同社を買収した米起業家、イーロン・マスク氏によるサービス変更の第1弾となる。
米国における料金は月7.99ドル(約1170円)で、一部の利用者に新サービスの通知を始めた。
同社は著名人や公的機関などのアカウント名の右側に青色のチェックマークを付け、本物であることを保証するために利用してきた。
10月27日に同社の買収手続きを終えたマスク氏は認証の仕組みが不透明などと主張し、一般の利用者も一定の対価を支払えば取得できるようにする考えを示していた。
認証バッジは2021年に米国などで始めた有料サービス「ブルー」を刷新し、その一部として提供する。
ブルーは現在、米国での価格を月4.99ドルとしているが、7.99ドルに値上げする。
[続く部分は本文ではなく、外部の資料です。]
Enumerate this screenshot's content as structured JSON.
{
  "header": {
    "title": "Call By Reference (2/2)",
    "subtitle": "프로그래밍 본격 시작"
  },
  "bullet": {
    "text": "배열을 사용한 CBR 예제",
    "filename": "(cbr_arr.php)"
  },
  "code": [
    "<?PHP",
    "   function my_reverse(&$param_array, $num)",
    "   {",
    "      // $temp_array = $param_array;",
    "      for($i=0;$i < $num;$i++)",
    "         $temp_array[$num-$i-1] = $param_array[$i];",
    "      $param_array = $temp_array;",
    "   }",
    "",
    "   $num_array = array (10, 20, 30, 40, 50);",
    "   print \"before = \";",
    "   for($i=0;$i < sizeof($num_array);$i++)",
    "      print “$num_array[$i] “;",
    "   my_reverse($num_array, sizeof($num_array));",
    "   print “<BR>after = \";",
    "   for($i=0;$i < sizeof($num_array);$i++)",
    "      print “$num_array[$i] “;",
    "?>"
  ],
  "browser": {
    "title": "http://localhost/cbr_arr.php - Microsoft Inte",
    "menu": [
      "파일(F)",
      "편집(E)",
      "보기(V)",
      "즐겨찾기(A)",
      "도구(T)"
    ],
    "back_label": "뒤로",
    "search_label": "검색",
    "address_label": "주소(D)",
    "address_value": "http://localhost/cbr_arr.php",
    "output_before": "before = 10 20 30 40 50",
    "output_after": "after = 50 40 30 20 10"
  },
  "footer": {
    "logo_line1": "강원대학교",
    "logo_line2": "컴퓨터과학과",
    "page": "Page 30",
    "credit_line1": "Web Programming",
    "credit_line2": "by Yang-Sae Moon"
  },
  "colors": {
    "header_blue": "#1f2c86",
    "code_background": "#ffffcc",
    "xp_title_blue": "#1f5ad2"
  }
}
表示する広告の量を従来の半分に減らすほか、従来よりも長い動画の投稿、検索などで利用者の投稿を優先的に表示するといった特典も付ける。
米国に加え、カナダ、オーストラリア、ニュージーランド、英国で提供する方針だ。
こうした内容を5日、米アップルの基本ソフト(OS)「iOS」を搭載したスマートフォンなどを所有している利用者の一部に通知した。
日本などでの提供の予定や、既に認証バッジを取得しているアカウントの取り扱いなどについては明らかにしていない。
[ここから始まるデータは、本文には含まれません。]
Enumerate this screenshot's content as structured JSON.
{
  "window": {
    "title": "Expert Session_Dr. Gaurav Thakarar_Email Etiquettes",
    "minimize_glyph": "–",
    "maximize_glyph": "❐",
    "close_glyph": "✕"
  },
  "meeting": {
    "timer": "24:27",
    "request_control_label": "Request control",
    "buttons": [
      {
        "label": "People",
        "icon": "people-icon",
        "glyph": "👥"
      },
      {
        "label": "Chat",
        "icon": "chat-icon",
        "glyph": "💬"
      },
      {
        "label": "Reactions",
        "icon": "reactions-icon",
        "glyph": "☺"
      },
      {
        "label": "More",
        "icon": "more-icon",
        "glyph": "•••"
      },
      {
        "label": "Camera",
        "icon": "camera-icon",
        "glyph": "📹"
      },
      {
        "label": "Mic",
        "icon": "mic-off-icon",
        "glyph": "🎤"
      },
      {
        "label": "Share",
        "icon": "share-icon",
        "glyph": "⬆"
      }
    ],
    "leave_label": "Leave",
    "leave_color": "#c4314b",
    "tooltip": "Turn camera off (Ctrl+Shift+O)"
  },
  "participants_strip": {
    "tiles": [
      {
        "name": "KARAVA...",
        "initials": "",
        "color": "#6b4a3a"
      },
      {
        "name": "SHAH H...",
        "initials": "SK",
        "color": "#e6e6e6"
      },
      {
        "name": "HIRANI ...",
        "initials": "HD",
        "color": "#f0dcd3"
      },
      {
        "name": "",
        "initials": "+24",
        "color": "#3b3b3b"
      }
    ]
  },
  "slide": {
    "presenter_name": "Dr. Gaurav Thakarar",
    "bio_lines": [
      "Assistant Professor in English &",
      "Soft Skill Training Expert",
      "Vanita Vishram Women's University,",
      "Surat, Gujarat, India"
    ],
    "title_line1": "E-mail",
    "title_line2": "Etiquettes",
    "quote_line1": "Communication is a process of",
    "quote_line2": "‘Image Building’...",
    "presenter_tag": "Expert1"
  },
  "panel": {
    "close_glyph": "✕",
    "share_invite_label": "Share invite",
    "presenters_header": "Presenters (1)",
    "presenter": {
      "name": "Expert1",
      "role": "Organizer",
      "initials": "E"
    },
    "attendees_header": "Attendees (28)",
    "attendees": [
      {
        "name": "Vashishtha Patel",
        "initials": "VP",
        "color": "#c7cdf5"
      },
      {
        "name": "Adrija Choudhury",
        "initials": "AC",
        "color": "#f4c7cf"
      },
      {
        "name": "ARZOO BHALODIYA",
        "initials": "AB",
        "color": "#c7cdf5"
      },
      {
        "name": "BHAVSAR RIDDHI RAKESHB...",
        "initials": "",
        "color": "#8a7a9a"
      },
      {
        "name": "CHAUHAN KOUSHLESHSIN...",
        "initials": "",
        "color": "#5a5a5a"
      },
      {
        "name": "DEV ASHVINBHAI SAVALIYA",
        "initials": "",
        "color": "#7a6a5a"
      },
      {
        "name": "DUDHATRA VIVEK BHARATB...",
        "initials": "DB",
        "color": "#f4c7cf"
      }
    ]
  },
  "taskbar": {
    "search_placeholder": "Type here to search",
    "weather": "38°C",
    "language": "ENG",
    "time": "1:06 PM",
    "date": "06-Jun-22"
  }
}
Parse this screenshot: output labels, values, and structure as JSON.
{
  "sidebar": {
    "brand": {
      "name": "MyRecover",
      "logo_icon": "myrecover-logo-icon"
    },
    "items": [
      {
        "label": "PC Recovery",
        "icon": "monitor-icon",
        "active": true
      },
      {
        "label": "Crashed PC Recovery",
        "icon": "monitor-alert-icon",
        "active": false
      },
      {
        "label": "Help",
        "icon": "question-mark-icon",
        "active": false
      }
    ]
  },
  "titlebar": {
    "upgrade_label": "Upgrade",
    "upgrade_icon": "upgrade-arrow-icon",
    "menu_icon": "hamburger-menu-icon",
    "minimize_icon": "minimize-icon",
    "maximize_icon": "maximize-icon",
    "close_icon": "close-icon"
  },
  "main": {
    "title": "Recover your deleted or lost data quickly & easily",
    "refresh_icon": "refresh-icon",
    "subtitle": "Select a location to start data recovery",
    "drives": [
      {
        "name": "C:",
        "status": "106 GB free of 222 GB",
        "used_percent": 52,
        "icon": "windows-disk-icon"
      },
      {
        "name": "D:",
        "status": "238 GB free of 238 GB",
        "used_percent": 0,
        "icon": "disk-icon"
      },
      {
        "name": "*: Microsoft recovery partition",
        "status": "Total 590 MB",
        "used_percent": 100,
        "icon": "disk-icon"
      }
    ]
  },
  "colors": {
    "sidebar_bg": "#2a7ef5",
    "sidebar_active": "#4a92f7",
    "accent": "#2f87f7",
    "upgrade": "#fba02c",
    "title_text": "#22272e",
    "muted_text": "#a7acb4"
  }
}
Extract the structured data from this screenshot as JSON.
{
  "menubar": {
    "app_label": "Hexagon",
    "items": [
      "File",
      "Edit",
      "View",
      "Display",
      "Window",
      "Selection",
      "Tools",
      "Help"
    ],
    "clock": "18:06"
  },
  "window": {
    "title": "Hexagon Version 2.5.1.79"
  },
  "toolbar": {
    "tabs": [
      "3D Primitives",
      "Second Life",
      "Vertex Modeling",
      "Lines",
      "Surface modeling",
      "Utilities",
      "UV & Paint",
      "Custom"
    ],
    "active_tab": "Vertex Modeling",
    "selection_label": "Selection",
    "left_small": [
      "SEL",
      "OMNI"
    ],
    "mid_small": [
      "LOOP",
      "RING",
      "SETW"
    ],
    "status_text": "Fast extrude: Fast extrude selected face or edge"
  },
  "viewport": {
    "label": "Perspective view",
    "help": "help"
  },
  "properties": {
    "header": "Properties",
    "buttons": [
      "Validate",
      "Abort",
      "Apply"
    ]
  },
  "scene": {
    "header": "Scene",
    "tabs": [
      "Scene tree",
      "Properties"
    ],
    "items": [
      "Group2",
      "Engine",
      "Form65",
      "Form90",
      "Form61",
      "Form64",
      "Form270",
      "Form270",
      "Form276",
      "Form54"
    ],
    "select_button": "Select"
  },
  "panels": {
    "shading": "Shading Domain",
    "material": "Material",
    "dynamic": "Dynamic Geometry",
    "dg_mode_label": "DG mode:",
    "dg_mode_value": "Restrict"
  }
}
ツイッターでサービス開発を担当する幹部、エスター・クロフォード氏は5日、ツイッターへの投稿で「新たなブルーの提供はまだだが、もうすぐ始まる」と述べた。
同日に通知が届いたことについては、「リアルタイムでテストを実施して変更を加えているため、一部の利用者から見える状態になった」と説明した。
広告収入に9割依存、8年間赤字
ツイッターは売上高の約9割をインターネット広告に依存しているが、この分野は米グーグルや米メタなどとの競争が激しくなっている。
また、過去10年のうち8年間は最終損益が赤字になるなど収益基盤の弱さが指摘されており、マスク氏は今春に買収の意向を表明した直後から、広告に頼らない形で稼ぐ力を強める考えを示していた。
マスク氏はツイッターの投稿管理の基準を緩めることを主張し、買収完了の直後からヘイトスピーチ(憎悪表現)やいじめ、陰謀論の増加を警戒する公民権団体などが大手企業に広告の出稿を止めるように働きかけている。
マスク氏はこうした動きにより「1日あたり400万ドル以上の損失を出している」と説明しており、有料サービスの重要性が高まっている。